Because Sigmapharm’s Van Pelt had successfully used tumble blenders at a previous company, he trusted their capabilities.

“At my previous employer, I made a product that had a narrow therapeutic range using a 30 cubic foot tumble blender,” says Van Pelt, who notes that blend uniformity specification was a very stringent 95 percent to 105 percent, not a typical 90 percent to 110 percent. “The potency was 0.125 milligrams inside a 125-milligram tablet, and we were able to achieve blend uniformity in 15 minutes, with good repeatable results every time.”

The tumble blender was provided by GEMCO, a Middlesex, NJ-based manufacturer of tumble blending and vacuum tumble drying equipment. According to Van Pelt, Sigmapharm has effectively implemented a 30 cubic foot V blender and a one cubic foot slant cone blender from the tumble blender manufacturer.

With the preciseness of the technology, a V-shape tumble blender is capable of achieving a standard deviation of less than two percent, and a slant cone configuration can achieve a standard deviation as low as 0.33 percent.

Van Pelt also appreciates the unique tumble blender loading option that provides an operational advantage, compared to time consuming manual loading methods.

“The [tumble blender] lifts the drum containing the material to be blended against a gasket forming a dust-tight seal,” he says.

According to Van Pelt, the tumble blender then rotates until the drum is inverted while opening the discharge valve allows the contents to flow into the blender. The valve then shuts automatically and the emptied drum returns to the loading position. The latest version allows for a pre-programmed discharge sequence where the blender rotates back and forth several times in the discharge mode to further ensure that the drum empties completely. “The entire operation is essentially dust free,” he says.

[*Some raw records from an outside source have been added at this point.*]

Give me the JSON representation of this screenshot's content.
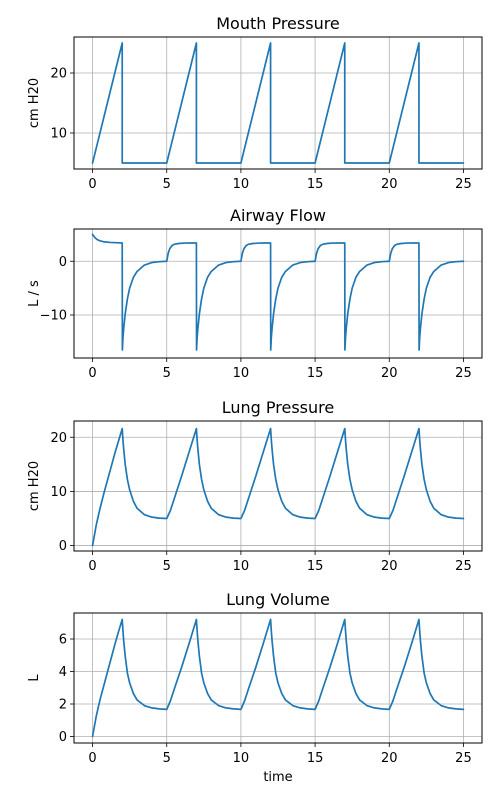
{
  "chart_data": [
    {
      "type": "line",
      "title": "Mouth Pressure",
      "xlabel": "",
      "ylabel": "cm H20",
      "xlim": [
        -1.25,
        26.25
      ],
      "ylim": [
        4,
        26
      ],
      "xticks": [
        0,
        5,
        10,
        15,
        20,
        25
      ],
      "yticks": [
        10,
        20
      ],
      "grid": true,
      "color": "#1f77b4",
      "series": [
        {
          "x": [
            0,
            2,
            2,
            5,
            7,
            7,
            10,
            12,
            12,
            15,
            17,
            17,
            20,
            22,
            22,
            25
          ],
          "y": [
            5,
            25,
            5,
            5,
            25,
            5,
            5,
            25,
            5,
            5,
            25,
            5,
            5,
            25,
            5,
            5
          ]
        }
      ]
    },
    {
      "type": "line",
      "title": "Airway Flow",
      "xlabel": "",
      "ylabel": "L / s",
      "xlim": [
        -1.25,
        26.25
      ],
      "ylim": [
        -18,
        6
      ],
      "xticks": [
        0,
        5,
        10,
        15,
        20,
        25
      ],
      "yticks": [
        -10,
        0
      ],
      "grid": true,
      "color": "#1f77b4",
      "series": [
        {
          "x": [
            0,
            0.1,
            0.2,
            0.3,
            0.5,
            0.8,
            1.2,
            1.6,
            2,
            2.01,
            2.05,
            2.1,
            2.2,
            2.35,
            2.5,
            2.75,
            3,
            3.5,
            4,
            4.5,
            5,
            5.1,
            5.2,
            5.35,
            5.5,
            5.8,
            6.2,
            6.6,
            7,
            7.01,
            7.05,
            7.1,
            7.2,
            7.35,
            7.5,
            7.75,
            8,
            8.5,
            9,
            9.5,
            10,
            10.1,
            10.2,
            10.35,
            10.5,
            10.8,
            11.2,
            11.6,
            12,
            12.01,
            12.05,
            12.1,
            12.2,
            12.35,
            12.5,
            12.75,
            13,
            13.5,
            14,
            14.5,
            15,
            15.1,
            15.2,
            15.35,
            15.5,
            15.8,
            16.2,
            16.6,
            17,
            17.01,
            17.05,
            17.1,
            17.2,
            17.35,
            17.5,
            17.75,
            18,
            18.5,
            19,
            19.5,
            20,
            20.1,
            20.2,
            20.35,
            20.5,
            20.8,
            21.2,
            21.6,
            22,
            22.01,
            22.05,
            22.1,
            22.2,
            22.35,
            22.5,
            22.75,
            23,
            23.5,
            24,
            24.5,
            25
          ],
          "y": [
            5,
            4.6,
            4.3,
            4.05,
            3.8,
            3.6,
            3.5,
            3.45,
            3.4,
            -16.5,
            -14.2,
            -12.5,
            -9.8,
            -7,
            -5,
            -3,
            -1.9,
            -0.7,
            -0.25,
            -0.08,
            0,
            1.5,
            2.3,
            2.9,
            3.15,
            3.3,
            3.38,
            3.4,
            3.4,
            -16.5,
            -14.2,
            -12.5,
            -9.8,
            -7,
            -5,
            -3,
            -1.9,
            -0.7,
            -0.25,
            -0.08,
            0,
            1.5,
            2.3,
            2.9,
            3.15,
            3.3,
            3.38,
            3.4,
            3.4,
            -16.5,
            -14.2,
            -12.5,
            -9.8,
            -7,
            -5,
            -3,
            -1.9,
            -0.7,
            -0.25,
            -0.08,
            0,
            1.5,
            2.3,
            2.9,
            3.15,
            3.3,
            3.38,
            3.4,
            3.4,
            -16.5,
            -14.2,
            -12.5,
            -9.8,
            -7,
            -5,
            -3,
            -1.9,
            -0.7,
            -0.25,
            -0.08,
            0,
            1.5,
            2.3,
            2.9,
            3.15,
            3.3,
            3.38,
            3.4,
            3.4,
            -16.5,
            -14.2,
            -12.5,
            -9.8,
            -7,
            -5,
            -3,
            -1.9,
            -0.7,
            -0.25,
            -0.08,
            0
          ]
        }
      ]
    },
    {
      "type": "line",
      "title": "Lung Pressure",
      "xlabel": "",
      "ylabel": "cm H20",
      "xlim": [
        -1.25,
        26.25
      ],
      "ylim": [
        -1,
        23
      ],
      "xticks": [
        0,
        5,
        10,
        15,
        20,
        25
      ],
      "yticks": [
        0,
        10,
        20
      ],
      "grid": true,
      "color": "#1f77b4",
      "series": [
        {
          "x": [
            0,
            0.1,
            0.25,
            0.5,
            0.75,
            1,
            1.25,
            1.5,
            1.75,
            2,
            2.05,
            2.1,
            2.2,
            2.35,
            2.5,
            2.75,
            3,
            3.5,
            4,
            4.5,
            5,
            5.25,
            5.5,
            6,
            6.5,
            7,
            7.05,
            7.1,
            7.2,
            7.35,
            7.5,
            7.75,
            8,
            8.5,
            9,
            9.5,
            10,
            10.25,
            10.5,
            11,
            11.5,
            12,
            12.05,
            12.1,
            12.2,
            12.35,
            12.5,
            12.75,
            13,
            13.5,
            14,
            14.5,
            15,
            15.25,
            15.5,
            16,
            16.5,
            17,
            17.05,
            17.1,
            17.2,
            17.35,
            17.5,
            17.75,
            18,
            18.5,
            19,
            19.5,
            20,
            20.25,
            20.5,
            21,
            21.5,
            22,
            22.05,
            22.1,
            22.2,
            22.35,
            22.5,
            22.75,
            23,
            23.5,
            24,
            24.5,
            25
          ],
          "y": [
            0,
            1.5,
            3.8,
            6.8,
            9.5,
            12,
            14.5,
            17,
            19.3,
            21.6,
            19.5,
            17.8,
            15,
            12.2,
            10.3,
            8.2,
            6.9,
            5.7,
            5.25,
            5.07,
            5,
            6.5,
            8.6,
            12.8,
            17.2,
            21.6,
            19.5,
            17.8,
            15,
            12.2,
            10.3,
            8.2,
            6.9,
            5.7,
            5.25,
            5.07,
            5,
            6.5,
            8.6,
            12.8,
            17.2,
            21.6,
            19.5,
            17.8,
            15,
            12.2,
            10.3,
            8.2,
            6.9,
            5.7,
            5.25,
            5.07,
            5,
            6.5,
            8.6,
            12.8,
            17.2,
            21.6,
            19.5,
            17.8,
            15,
            12.2,
            10.3,
            8.2,
            6.9,
            5.7,
            5.25,
            5.07,
            5,
            6.5,
            8.6,
            12.8,
            17.2,
            21.6,
            19.5,
            17.8,
            15,
            12.2,
            10.3,
            8.2,
            6.9,
            5.7,
            5.25,
            5.07,
            5
          ]
        }
      ]
    },
    {
      "type": "line",
      "title": "Lung Volume",
      "xlabel": "time",
      "ylabel": "L",
      "xlim": [
        -1.25,
        26.25
      ],
      "ylim": [
        -0.4,
        7.6
      ],
      "xticks": [
        0,
        5,
        10,
        15,
        20,
        25
      ],
      "yticks": [
        0,
        2,
        4,
        6
      ],
      "grid": true,
      "color": "#1f77b4",
      "series": [
        {
          "x": [
            0,
            0.1,
            0.25,
            0.5,
            0.75,
            1,
            1.25,
            1.5,
            1.75,
            2,
            2.05,
            2.1,
            2.2,
            2.35,
            2.5,
            2.75,
            3,
            3.5,
            4,
            4.5,
            5,
            5.25,
            5.5,
            6,
            6.5,
            7,
            7.05,
            7.1,
            7.2,
            7.35,
            7.5,
            7.75,
            8,
            8.5,
            9,
            9.5,
            10,
            10.25,
            10.5,
            11,
            11.5,
            12,
            12.05,
            12.1,
            12.2,
            12.35,
            12.5,
            12.75,
            13,
            13.5,
            14,
            14.5,
            15,
            15.25,
            15.5,
            16,
            16.5,
            17,
            17.05,
            17.1,
            17.2,
            17.35,
            17.5,
            17.75,
            18,
            18.5,
            19,
            19.5,
            20,
            20.25,
            20.5,
            21,
            21.5,
            22,
            22.05,
            22.1,
            22.2,
            22.35,
            22.5,
            22.75,
            23,
            23.5,
            24,
            24.5,
            25
          ],
          "y": [
            0,
            0.5,
            1.25,
            2.25,
            3.1,
            3.95,
            4.8,
            5.65,
            6.45,
            7.2,
            6.5,
            5.9,
            4.95,
            3.9,
            3.3,
            2.65,
            2.25,
            1.9,
            1.76,
            1.7,
            1.67,
            2.2,
            2.9,
            4.25,
            5.7,
            7.2,
            6.5,
            5.9,
            4.95,
            3.9,
            3.3,
            2.65,
            2.25,
            1.9,
            1.76,
            1.7,
            1.67,
            2.2,
            2.9,
            4.25,
            5.7,
            7.2,
            6.5,
            5.9,
            4.95,
            3.9,
            3.3,
            2.65,
            2.25,
            1.9,
            1.76,
            1.7,
            1.67,
            2.2,
            2.9,
            4.25,
            5.7,
            7.2,
            6.5,
            5.9,
            4.95,
            3.9,
            3.3,
            2.65,
            2.25,
            1.9,
            1.76,
            1.7,
            1.67,
            2.2,
            2.9,
            4.25,
            5.7,
            7.2,
            6.5,
            5.9,
            4.95,
            3.9,
            3.3,
            2.65,
            2.25,
            1.9,
            1.76,
            1.7,
            1.67
          ]
        }
      ]
    }
  ]
}
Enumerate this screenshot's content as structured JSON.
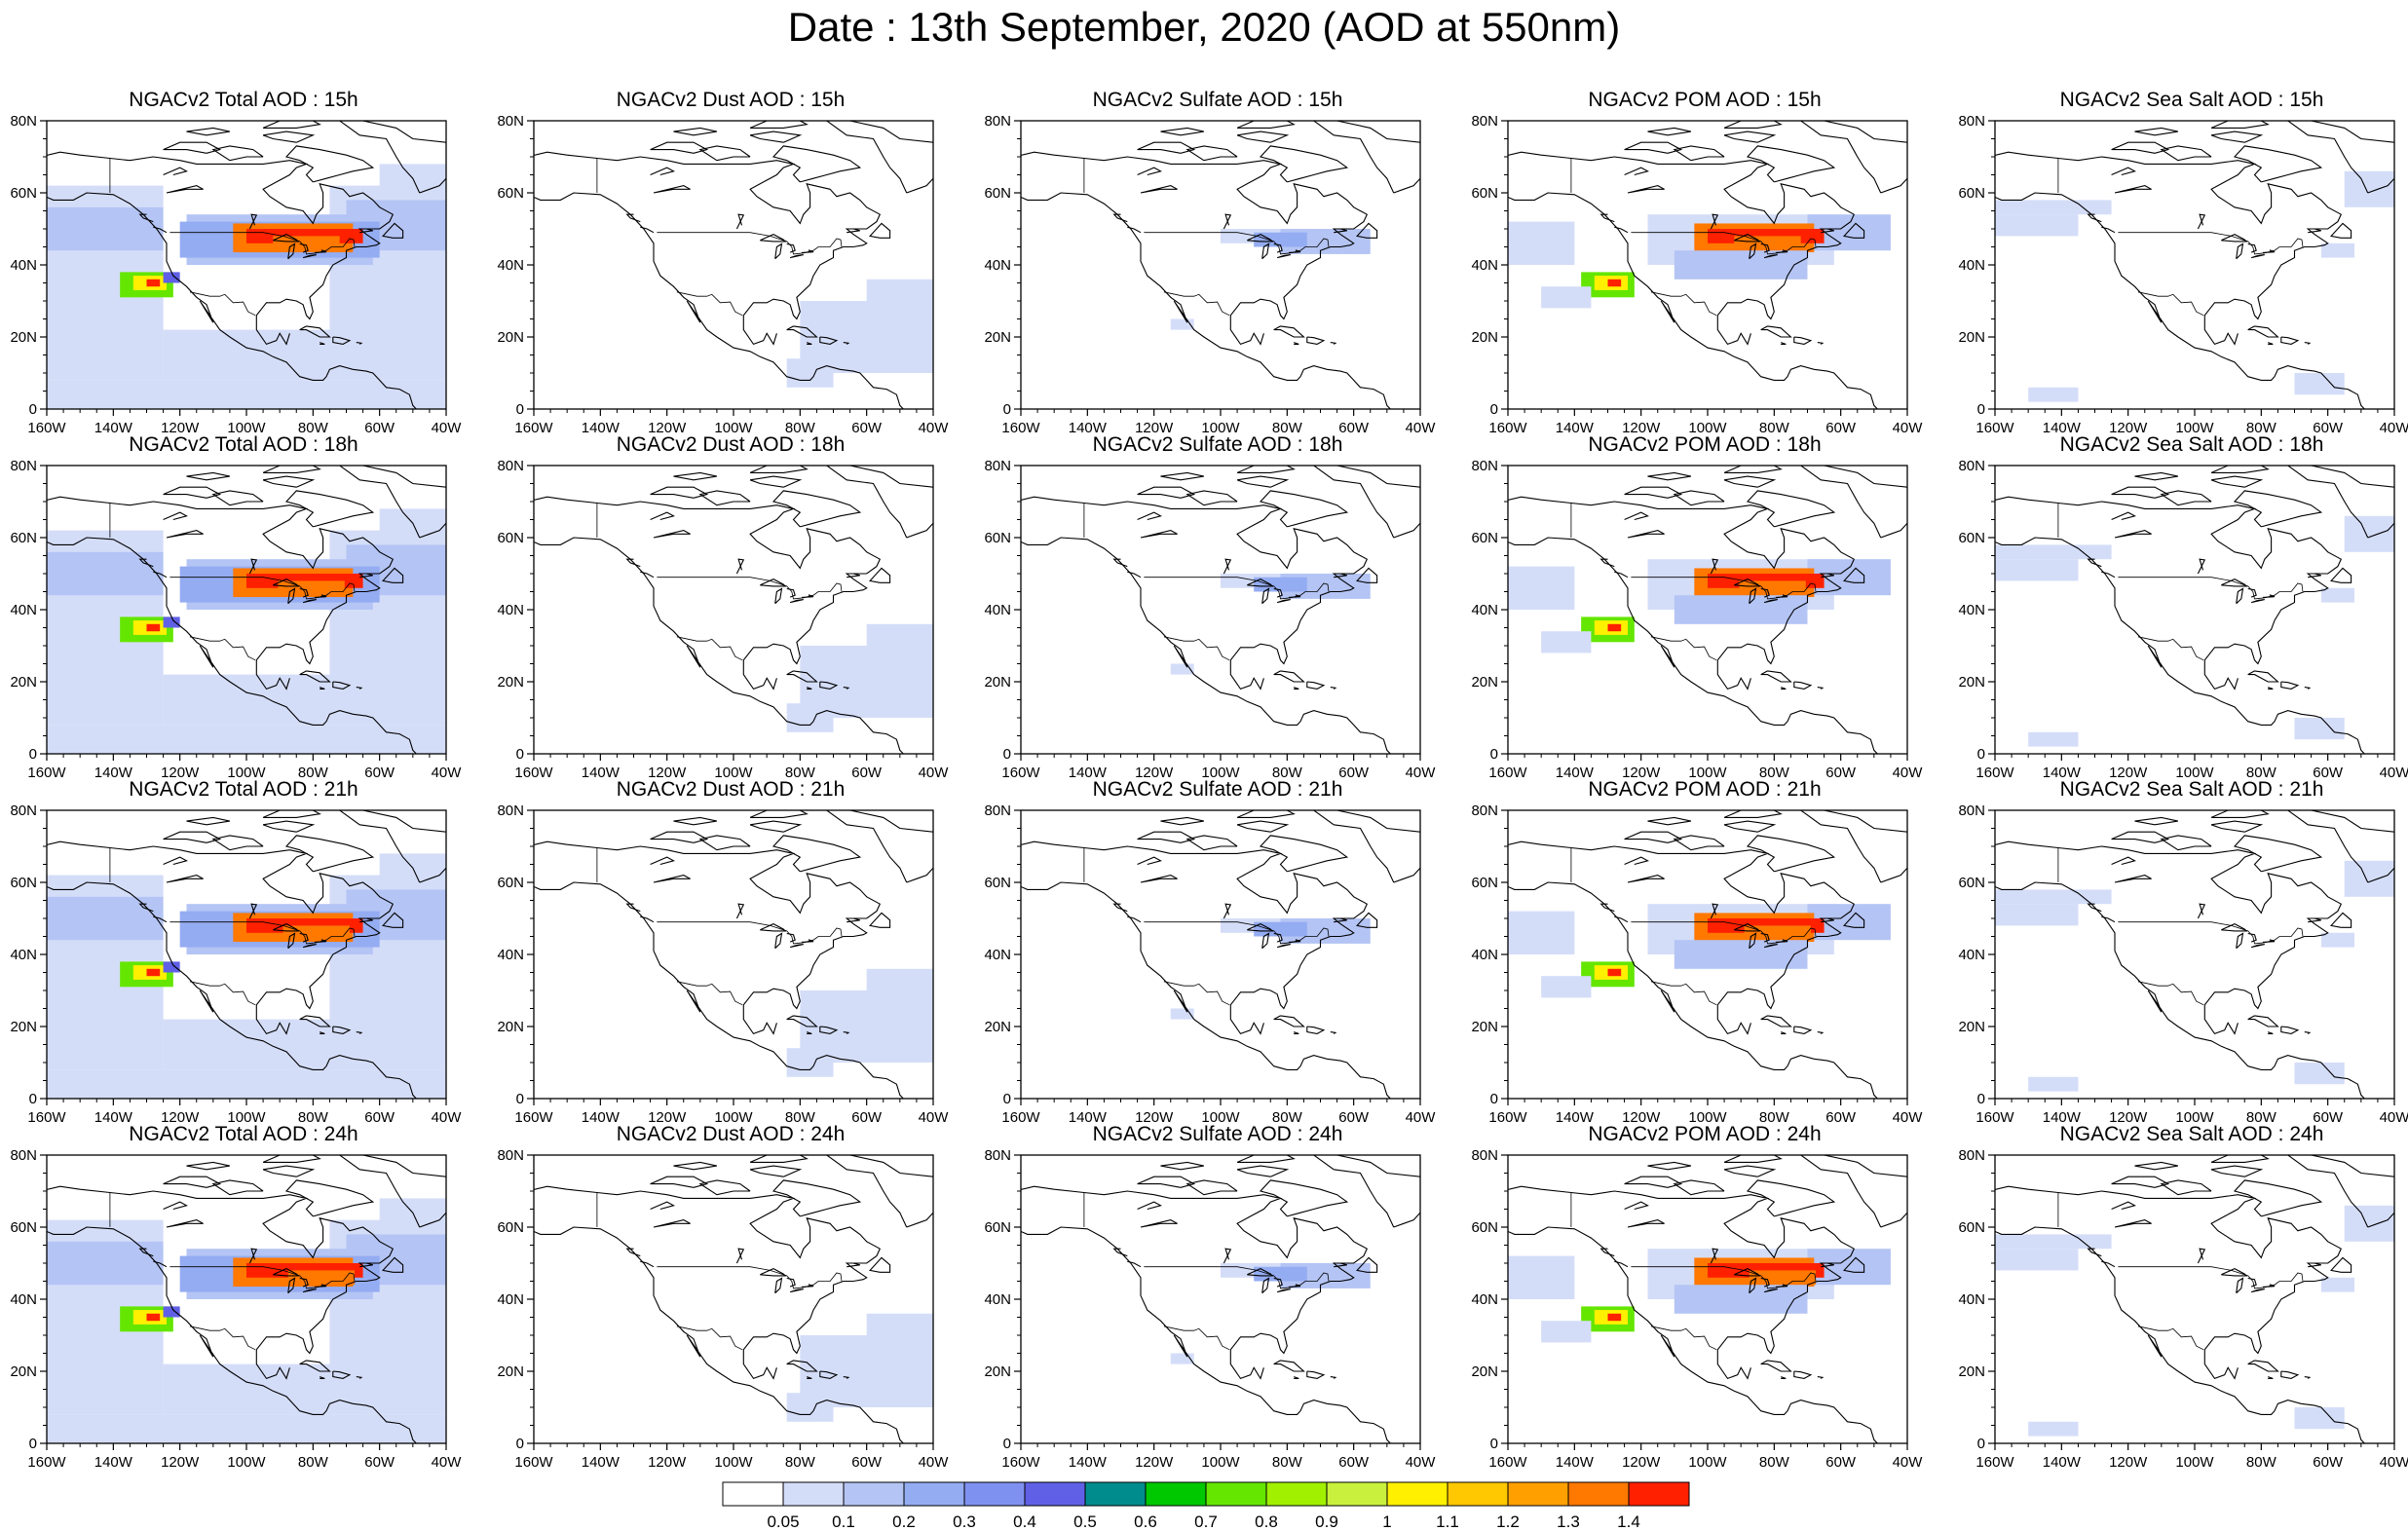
{
  "title": "Date : 13th September, 2020 (AOD at 550nm)",
  "axes": {
    "x_ticks": [
      "160W",
      "140W",
      "120W",
      "100W",
      "80W",
      "60W",
      "40W"
    ],
    "y_ticks": [
      "80N",
      "60N",
      "40N",
      "20N",
      "0"
    ]
  },
  "panels": [
    {
      "title": "NGACv2 Total AOD : 15h",
      "species": "total"
    },
    {
      "title": "NGACv2 Dust AOD : 15h",
      "species": "dust"
    },
    {
      "title": "NGACv2 Sulfate AOD : 15h",
      "species": "sulfate"
    },
    {
      "title": "NGACv2 POM AOD : 15h",
      "species": "pom"
    },
    {
      "title": "NGACv2 Sea Salt AOD : 15h",
      "species": "seasalt"
    },
    {
      "title": "NGACv2 Total AOD : 18h",
      "species": "total"
    },
    {
      "title": "NGACv2 Dust AOD : 18h",
      "species": "dust"
    },
    {
      "title": "NGACv2 Sulfate AOD : 18h",
      "species": "sulfate"
    },
    {
      "title": "NGACv2 POM AOD : 18h",
      "species": "pom"
    },
    {
      "title": "NGACv2 Sea Salt AOD : 18h",
      "species": "seasalt"
    },
    {
      "title": "NGACv2 Total AOD : 21h",
      "species": "total"
    },
    {
      "title": "NGACv2 Dust AOD : 21h",
      "species": "dust"
    },
    {
      "title": "NGACv2 Sulfate AOD : 21h",
      "species": "sulfate"
    },
    {
      "title": "NGACv2 POM AOD : 21h",
      "species": "pom"
    },
    {
      "title": "NGACv2 Sea Salt AOD : 21h",
      "species": "seasalt"
    },
    {
      "title": "NGACv2 Total AOD : 24h",
      "species": "total"
    },
    {
      "title": "NGACv2 Dust AOD : 24h",
      "species": "dust"
    },
    {
      "title": "NGACv2 Sulfate AOD : 24h",
      "species": "sulfate"
    },
    {
      "title": "NGACv2 POM AOD : 24h",
      "species": "pom"
    },
    {
      "title": "NGACv2 Sea Salt  AOD : 24h",
      "species": "seasalt"
    }
  ],
  "colorbar": {
    "labels": [
      "0.05",
      "0.1",
      "0.2",
      "0.3",
      "0.4",
      "0.5",
      "0.6",
      "0.7",
      "0.8",
      "0.9",
      "1",
      "1.1",
      "1.2",
      "1.3",
      "1.4"
    ],
    "colors": [
      "#ffffff",
      "#d4ddf8",
      "#b4c4f4",
      "#94acf2",
      "#7f91f0",
      "#6060e6",
      "#0a64f0",
      "#008c8c",
      "#00c800",
      "#64e600",
      "#a0f000",
      "#c8f03c",
      "#fff000",
      "#ffc800",
      "#ffa000",
      "#ff7800",
      "#ff2000"
    ]
  },
  "colors": {
    "light_blue": "#d4ddf8",
    "mid_blue": "#b4c4f4",
    "smoke_red": "#ff2000",
    "smoke_orange": "#ff7800",
    "smoke_green": "#64e600",
    "smoke_yellow": "#fff000"
  }
}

In addition to tumble blending, a growing number of pharmaceutical manufacturers are finding that vacuum tumble drying equipment offers significant advantages as well.

Most pharmaceutical powders for processing contain solvents or free radicals that need to be removed to dry them effectively. Traditionally, to dry such powdered product, manufacturers use tray dryers, where wet material is laid in thin layers on multiple racks of heated trays. However, this can lead to uneven drying as heat is applied. Also, volatile material may be trapped on bottom layer particles as a crust forms on the top layer of material. As the inner materials are insulated from the inert atmospheric drying process, they remain unstable.

As a solution, advanced vacuum tumble drying equipment can resolve such issues and speed drying while reducing cost. While typical tray drying relies solely on heat, vacuum tumble drying equipment can utilize gas purging in addition to heat application.

In contrast to tray drying that essentially dries statically from the surface first and takes a long time to affect the entire mass, dynamic vacuum tumble drying dries pharmaceutical powder energetically as it rotates inside the vessel. This dries the powder faster, more evenly, with less labor, and is particularly helpful in reducing residual organic solvents.

Protecting quality and the bottom line

Some pharmaceutical manufacturers may be inclined to use traditional blending and drying methods because of their familiarity with such systems. However, those who take advantage of the superior capabilities of tumble blending and vacuum tumble drying systems will protect product quality, process control, and the bottom line to a degree not possible with traditional systems.